Michael A. Beindorff, executive vice president of marketing and product management at Visa U.S.A., said the developments have led Visa to perceive "two diverging business models emerging in the card market: the efficient processor versus the strong brand model."
He said Visa exemplifies the second category. "We think that model is stronger than it has ever been," Mr. Beindorff said in an interview.
He said Mr. Reed and MasterCard prefer an "efficient network transaction processing model." Mr. Beindorff said Visa, as a "brand builder," does not view that as the better approach.
Visa executives have been putting out a message that their strategy enjoys strong support from other large member banks. Visa says pundits and media outlets exaggerated the significance of Citigroup's moves, which the association says did not signal broader dissension.
Visa's latest research shows its market share at 53% of card payments, versus 46% five years ago. Visa says the percentage of people who say in polls that Visa is the "best overall card" has climbed to 63%.
The company uses that figure as its branding benchmark. "Perception is running well ahead of market share," Mr. Beindorff said.
Visa represents more than half of card transactions, but the association accounts for only 33% of advertising dollars spent in the payment card category, Mr. Beindorff said. This is seen as a measure of how efficiently Visa spends its marketing dollars.
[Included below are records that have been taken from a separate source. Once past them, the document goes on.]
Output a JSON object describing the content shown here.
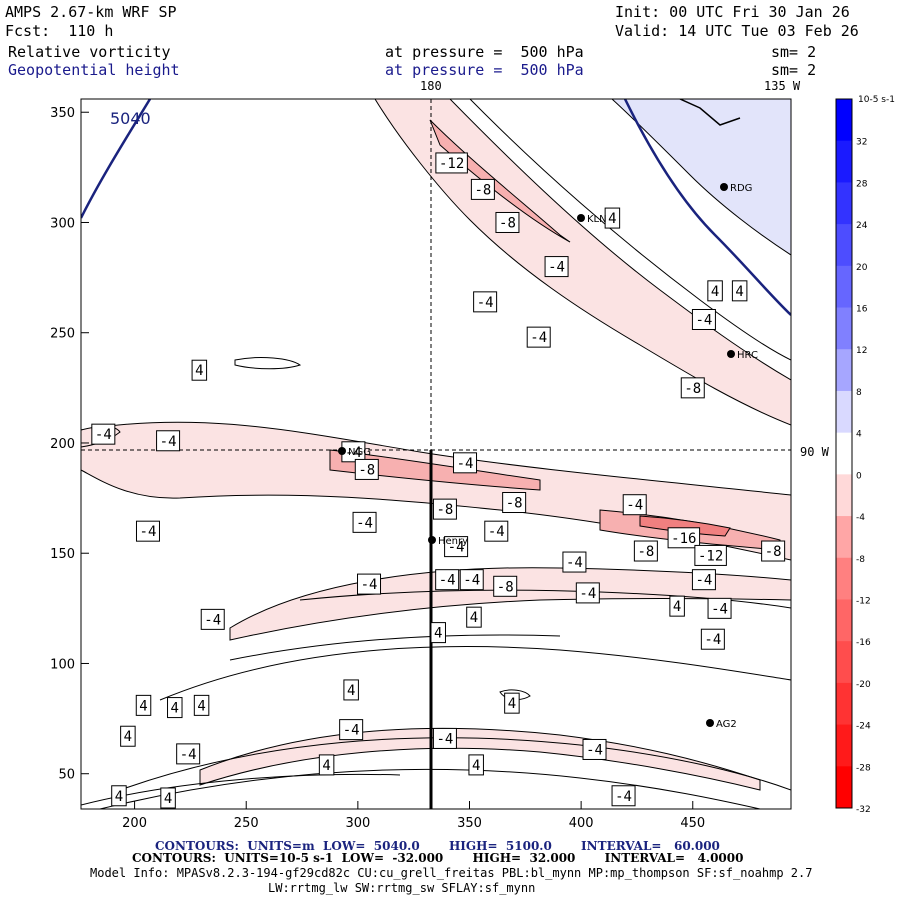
{
  "header": {
    "model": "AMPS 2.67-km WRF SP",
    "forecast": "Fcst:  110 h",
    "init": "Init: 00 UTC Fri 30 Jan 26",
    "valid": "Valid: 14 UTC Tue 03 Feb 26",
    "field1_name": "Relative vorticity",
    "field1_level": "at pressure =  500 hPa",
    "field1_sm": "sm= 2",
    "field2_name": "Geopotential height",
    "field2_level": "at pressure =  500 hPa",
    "field2_sm": "sm= 2"
  },
  "map_labels": {
    "lon_180": "180",
    "lon_135w": "135 W",
    "lat_90w": "90 W",
    "height_contour": "5040"
  },
  "stations": [
    {
      "name": "RDG",
      "x": 0,
      "y": 0
    },
    {
      "name": "KLN",
      "x": 0,
      "y": 0
    },
    {
      "name": "HRC",
      "x": 0,
      "y": 0
    },
    {
      "name": "NGG",
      "x": 0,
      "y": 0
    },
    {
      "name": "Henry",
      "x": 0,
      "y": 0
    },
    {
      "name": "AG2",
      "x": 0,
      "y": 0
    }
  ],
  "colorbar": {
    "unit": "10-5 s-1",
    "ticks": [
      "32",
      "28",
      "24",
      "20",
      "16",
      "12",
      "8",
      "4",
      "0",
      "-4",
      "-8",
      "-12",
      "-16",
      "-20",
      "-24",
      "-28",
      "-32"
    ],
    "colors": [
      "#0000ff",
      "#1a1aff",
      "#3333ff",
      "#4d4dff",
      "#6666ff",
      "#8080ff",
      "#a6a6ff",
      "#d9d9ff",
      "#ffffff",
      "#ffd9d9",
      "#ffa6a6",
      "#ff8080",
      "#ff6666",
      "#ff4d4d",
      "#ff3333",
      "#ff1a1a",
      "#ff0000"
    ]
  },
  "footer": {
    "contours1": "CONTOURS:  UNITS=m  LOW=  5040.0       HIGH=  5100.0       INTERVAL=   60.000",
    "contours2": "CONTOURS:  UNITS=10-5 s-1  LOW=  -32.000       HIGH=  32.000       INTERVAL=   4.0000",
    "model_info": "Model Info: MPASv8.2.3-194-gf29cd82c CU:cu_grell_freitas PBL:bl_mynn MP:mp_thompson SF:sf_noahmp 2.7",
    "model_info2": "LW:rrtmg_lw SW:rrtmg_sw SFLAY:sf_mynn"
  },
  "chart_data": {
    "type": "contour",
    "x_ticks": [
      200,
      250,
      300,
      350,
      400,
      450
    ],
    "y_ticks": [
      50,
      100,
      150,
      200,
      250,
      300,
      350
    ],
    "xlim": [
      176,
      494
    ],
    "ylim": [
      34,
      356
    ],
    "vorticity_contour_labels": [
      {
        "v": "-12",
        "x": 342,
        "y": 327
      },
      {
        "v": "-8",
        "x": 356,
        "y": 315
      },
      {
        "v": "-8",
        "x": 367,
        "y": 300
      },
      {
        "v": "4",
        "x": 414,
        "y": 302
      },
      {
        "v": "-4",
        "x": 389,
        "y": 280
      },
      {
        "v": "-4",
        "x": 357,
        "y": 264
      },
      {
        "v": "-4",
        "x": 381,
        "y": 248
      },
      {
        "v": "4",
        "x": 460,
        "y": 269
      },
      {
        "v": "4",
        "x": 471,
        "y": 269
      },
      {
        "v": "-4",
        "x": 455,
        "y": 256
      },
      {
        "v": "-8",
        "x": 450,
        "y": 225
      },
      {
        "v": "4",
        "x": 229,
        "y": 233
      },
      {
        "v": "-4",
        "x": 186,
        "y": 204
      },
      {
        "v": "-4",
        "x": 215,
        "y": 201
      },
      {
        "v": "-4",
        "x": 298,
        "y": 196
      },
      {
        "v": "-8",
        "x": 304,
        "y": 188
      },
      {
        "v": "-4",
        "x": 348,
        "y": 191
      },
      {
        "v": "-8",
        "x": 339,
        "y": 170
      },
      {
        "v": "-8",
        "x": 370,
        "y": 173
      },
      {
        "v": "-4",
        "x": 424,
        "y": 172
      },
      {
        "v": "-4",
        "x": 303,
        "y": 164
      },
      {
        "v": "-4",
        "x": 206,
        "y": 160
      },
      {
        "v": "-4",
        "x": 362,
        "y": 160
      },
      {
        "v": "-4",
        "x": 344,
        "y": 153
      },
      {
        "v": "-16",
        "x": 446,
        "y": 157
      },
      {
        "v": "-8",
        "x": 429,
        "y": 151
      },
      {
        "v": "-12",
        "x": 458,
        "y": 149
      },
      {
        "v": "-8",
        "x": 486,
        "y": 151
      },
      {
        "v": "-4",
        "x": 397,
        "y": 146
      },
      {
        "v": "-4",
        "x": 305,
        "y": 136
      },
      {
        "v": "-4",
        "x": 340,
        "y": 138
      },
      {
        "v": "-4",
        "x": 351,
        "y": 138
      },
      {
        "v": "-8",
        "x": 366,
        "y": 135
      },
      {
        "v": "-4",
        "x": 403,
        "y": 132
      },
      {
        "v": "-4",
        "x": 455,
        "y": 138
      },
      {
        "v": "4",
        "x": 443,
        "y": 126
      },
      {
        "v": "-4",
        "x": 462,
        "y": 125
      },
      {
        "v": "-4",
        "x": 235,
        "y": 120
      },
      {
        "v": "4",
        "x": 352,
        "y": 121
      },
      {
        "v": "4",
        "x": 336,
        "y": 114
      },
      {
        "v": "-4",
        "x": 459,
        "y": 111
      },
      {
        "v": "4",
        "x": 297,
        "y": 88
      },
      {
        "v": "4",
        "x": 204,
        "y": 81
      },
      {
        "v": "4",
        "x": 218,
        "y": 80
      },
      {
        "v": "4",
        "x": 230,
        "y": 81
      },
      {
        "v": "4",
        "x": 369,
        "y": 82
      },
      {
        "v": "4",
        "x": 197,
        "y": 67
      },
      {
        "v": "-4",
        "x": 297,
        "y": 70
      },
      {
        "v": "-4",
        "x": 339,
        "y": 66
      },
      {
        "v": "-4",
        "x": 224,
        "y": 59
      },
      {
        "v": "-4",
        "x": 406,
        "y": 61
      },
      {
        "v": "4",
        "x": 286,
        "y": 54
      },
      {
        "v": "4",
        "x": 353,
        "y": 54
      },
      {
        "v": "4",
        "x": 193,
        "y": 40
      },
      {
        "v": "4",
        "x": 215,
        "y": 39
      },
      {
        "v": "-4",
        "x": 419,
        "y": 40
      }
    ]
  }
}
By comparison, he said, MasterCard has a 27% market share, supported by 22% of advertising dollars in the card category. American Express Co. has a 14% market share but spends 34% of the ad dollars in the category.
Mr. Beindorff said these comparisons help to validate Visa's strategy to its board members. Visa's investments in brand strength are likely to help boost the association's share of Internet, debit card, and commercial card payments, he said.
"Market share is at an all-time high, and our relationship with our board is good," Mr. Beindorff said. "We've barely scratched the surface in terms of our potential."